Кто-то считает, что самое прекрасное из всего — это жить там, где родился и вырос. А кто-то говорит, что главное не то, где ты живёшь, а кто с тобой живёт рядом. Всё правда, как и то, что место, где ты родился — это просто антураж, если там уже нет друзей твоего детства, тех, кто был неотъемлемой его частью. И ностальгия по родному краю, улице, дому, где прошло детство, остаётся с нами до конца жизни, потому что невозможно вернуть ту прекрасную пору, которая издалека прошедших лет похожа на сказку.

Город изменился, но оставил мою Советскую улицу в её первозданном состоянии: козы по-прежнему щиплют траву на пригорках, дорога частично поросла травой, потому что до сих пор редкая машина повернёт на улицу; и фонарный столб как стоял десять лет назад у прокурорского дома, так и стоит себе, разве что чуть покосился. И синагога стоит, правда назначение её теперь готовить молодых ремесленников слесарного и токарного дела, но не в этом суть, она всё равно стоит; и молельный дом баптистов тоже никуда не делся, а на улице по-прежнему живут и евреи, и татары, и армяне, и русские. Только это теперь другие люди, и из детства моего остался один татарин Алекпер…

Ключ, как и раньше, лежал под дверью нашей кладовой в общем коридоре. Я вошёл, оставил у порога чемодан, сбросил на пол рюкзак и прошёлся по комнатам небольшой, но уютной квартиры, открыл окно, которое выходило в палисадник, и некоторое время стоял, любуясь густыми кустами недавно отцвётшей сирени, потом присел на диван и сидел в блаженстве, вдыхая забытый воздух своего детства и отрочества. И мне было грустною…

Я бродил по городу, узнавая и не узнавая знакомые места. Ленинская улица — наш Бродвей — не опустела и оставалась многолюдной, но вместо нас её занимали другие, успевшие подрасти девочки и мальчики. У главного входа в горсад появились пропилеи в виде колоннад по обеим сторонам с баллюстрадой. Перед домом, где теперь жила моя матушка с отчимом, на месте засыпанного оврага появился сквер с красивым названием Тургеневский бережок; на месте слияния рек Орлик и Ока установили памятную стелу в честь 400-летия города, которая видна была из окон дома.

— В сквере скоро установят памятник Тургеневу, — сказал отчим Константин Петрович, когда я поделился впечатлениями от своей пешей экскурсии.

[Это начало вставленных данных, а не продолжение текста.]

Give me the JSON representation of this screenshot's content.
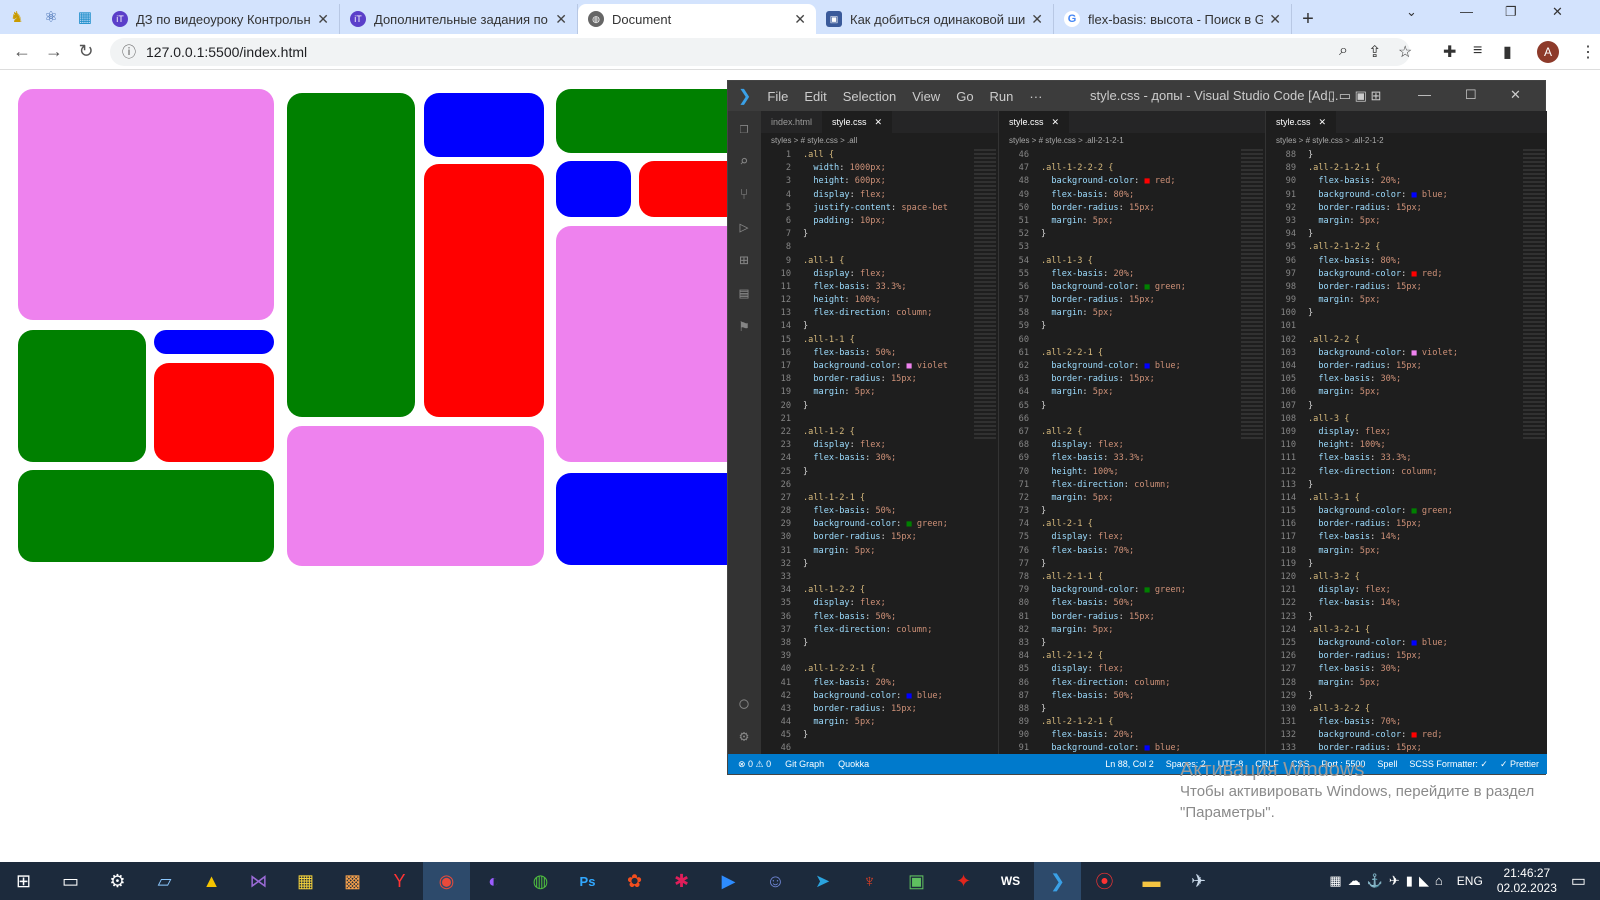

Мы сидели, как и тогда, когда я приезжал на побывку из Ленинграда, а потом из района, где учительствовал, за большим столом, накрытым стараниями матушки с праздничным изыском, и меня потчевали вкусной домашней едой. Мы выпили по рюмочке водки, а потом ели окрошку, как всегда густую и обильно заправленную сметаной; котлеты, которые мне показались несравненно лучше пельменей, до оскомины надоевших мне в Омске; ели целую отварную картошку и селёдочку с колечками лука, политую пахучим подсолнечным маслом. Венцом стола стал фирменный матушкин торт «Наполеон», который мы запивали чаем, хотя и из электрического, но самовара.

После обеда расслабленно сидели с отчимом на диване и вели неспешный разговор, в то время как матушка убирала со стола и уносила тарелки и приборы на кухню, прислушиваясь и изредка принимая участие в нашей беседе.

— Теперь куда, в школу? — спросил Константин Петрович.

— Не знаю, — честно ответил я. — В школу не хочу.

— Как так? — удивился Константин Петрович.